Bozkırdan Cihâna: Türklerin Sonsuz Vatan Anlayışı
Bu kavram Osmanlı’nın devlet felsefesinde nasıl somutlanmıştır?
Osmanlı’ya kadar aslında Türk devlet geleneği birçok kırılmaya ve kültür etkileşimine rağmen hep Türkistan merkezli olmuştur. Yâni, o töreye bağlı kaskatı bozkır kültürünün doğurduğu yapı merkezi hiç terk etmemiştir.
Osmanlı’da kırılma büyüktür. Tam bir yerleşik kültür ile kuşatılmıştır. Hükümrân olma şekli, güneşin doğduğu yerden battığı yere kadar değildir, büyüdükçe değişen kızılelma’sı vardır. Bu İstanbul’dur, alınınca da Roma’dır gibi… Yâni Osmanlı aslında bu tarzıyla kendine duvarlar örmüştür: Doğuda Şii Safevî duvarı (Türk olmalarına rağmen) bu böyledir… Batı’da Hristiyanlık duvarı… Aynı zamanda Roma İmparatorluk anlayışı devlet ebed müddete bir yerden de olsa girmiştir.
Fatih’ten Yavuz’a: Roma ve İslâm İmparatorluğu Çatısında Osmanlı Pâdişahların yönetim anlayışında ne şekilde yansımaları olmuştur?
Kurulurken töreye çok bağlı bir devlettir… Bursa alınıp başşehir yapılınca ilk kırılma da kendini göstermiştir. Sonra Edirne başşehir yapılınca bir nevi iki başşehirli oluşumla bozkır anlayışı kısmen varlığını sürdürebilmiştir. Ancak İstanbul alınınca kırılmanın büyüğü burada yaşanmıştır.

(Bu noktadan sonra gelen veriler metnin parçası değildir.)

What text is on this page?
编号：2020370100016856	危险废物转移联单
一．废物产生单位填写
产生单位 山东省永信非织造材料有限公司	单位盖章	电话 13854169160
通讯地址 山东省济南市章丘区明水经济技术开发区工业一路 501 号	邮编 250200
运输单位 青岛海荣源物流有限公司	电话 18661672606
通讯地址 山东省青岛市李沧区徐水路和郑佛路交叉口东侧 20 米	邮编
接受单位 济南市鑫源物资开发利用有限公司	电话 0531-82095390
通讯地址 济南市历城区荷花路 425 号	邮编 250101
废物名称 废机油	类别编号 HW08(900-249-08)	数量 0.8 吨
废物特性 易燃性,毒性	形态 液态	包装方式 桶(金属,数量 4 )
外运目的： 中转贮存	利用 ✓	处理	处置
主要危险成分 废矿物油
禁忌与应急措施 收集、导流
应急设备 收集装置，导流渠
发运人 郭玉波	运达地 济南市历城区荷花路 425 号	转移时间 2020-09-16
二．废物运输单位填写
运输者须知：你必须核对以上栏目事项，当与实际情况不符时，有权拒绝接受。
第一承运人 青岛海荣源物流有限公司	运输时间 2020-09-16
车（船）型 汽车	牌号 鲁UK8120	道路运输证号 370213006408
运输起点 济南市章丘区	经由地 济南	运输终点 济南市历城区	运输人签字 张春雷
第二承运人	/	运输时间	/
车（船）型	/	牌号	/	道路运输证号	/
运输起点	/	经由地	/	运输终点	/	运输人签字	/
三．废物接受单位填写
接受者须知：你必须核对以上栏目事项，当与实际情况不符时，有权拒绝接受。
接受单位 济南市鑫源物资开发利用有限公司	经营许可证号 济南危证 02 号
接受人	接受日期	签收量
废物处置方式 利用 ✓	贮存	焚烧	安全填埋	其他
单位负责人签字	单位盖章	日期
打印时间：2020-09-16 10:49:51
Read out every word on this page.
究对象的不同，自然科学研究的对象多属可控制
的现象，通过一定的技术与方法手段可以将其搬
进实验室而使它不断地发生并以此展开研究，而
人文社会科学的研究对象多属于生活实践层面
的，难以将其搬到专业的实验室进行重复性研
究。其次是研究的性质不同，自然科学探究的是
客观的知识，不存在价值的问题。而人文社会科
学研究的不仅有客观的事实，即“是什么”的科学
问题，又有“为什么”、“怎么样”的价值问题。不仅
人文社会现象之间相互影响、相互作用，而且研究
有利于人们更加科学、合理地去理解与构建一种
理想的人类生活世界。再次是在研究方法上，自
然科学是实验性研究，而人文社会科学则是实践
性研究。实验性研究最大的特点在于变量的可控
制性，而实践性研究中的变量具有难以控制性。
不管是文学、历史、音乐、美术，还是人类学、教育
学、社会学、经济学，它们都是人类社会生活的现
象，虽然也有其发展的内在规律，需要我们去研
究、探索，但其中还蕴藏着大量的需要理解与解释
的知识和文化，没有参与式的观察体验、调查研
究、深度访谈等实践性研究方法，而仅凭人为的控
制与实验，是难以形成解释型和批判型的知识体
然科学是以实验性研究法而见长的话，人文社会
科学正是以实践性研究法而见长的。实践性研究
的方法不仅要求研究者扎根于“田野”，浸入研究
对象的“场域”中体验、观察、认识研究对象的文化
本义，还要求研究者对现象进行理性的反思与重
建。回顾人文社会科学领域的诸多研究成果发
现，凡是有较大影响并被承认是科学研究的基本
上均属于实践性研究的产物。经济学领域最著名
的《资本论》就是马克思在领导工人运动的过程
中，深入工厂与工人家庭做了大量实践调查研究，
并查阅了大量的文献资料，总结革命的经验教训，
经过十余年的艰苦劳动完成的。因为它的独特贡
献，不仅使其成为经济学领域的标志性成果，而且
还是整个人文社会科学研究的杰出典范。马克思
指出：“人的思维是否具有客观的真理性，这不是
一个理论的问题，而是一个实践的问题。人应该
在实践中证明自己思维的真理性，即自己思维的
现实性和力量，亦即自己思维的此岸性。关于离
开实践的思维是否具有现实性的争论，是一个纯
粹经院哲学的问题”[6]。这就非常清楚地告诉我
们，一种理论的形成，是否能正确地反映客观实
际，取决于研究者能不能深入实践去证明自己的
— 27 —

Fatih’in “ben Roma’nın da hükümdârıyım” demesi sâdece bir sözden ibâret değildir.
Başka türlü bir kırılma da Yavuz’un halîfeliği almasıyla olmuştur…
Artık Osmanlı, tâ Türkistan’dan beri süregelen ve sâdece hânedan değiştiren hiç yıkılmayan bir devletin en batı öncüsüdür…
Ancak aynı Osmanlı, Roma İmparatorluğu’nun da devâmıdır…
Aynı Osmanlı dünyâdaki tüm Müslümanların da devleti ve hâmîsidir. (O andaki Şii Safevî Türkleri kabûl etmese dahî…)
Cumhuriyet dönemine geçişle birlikte bu anlayış nasıl bir dönüşüm geçirdi?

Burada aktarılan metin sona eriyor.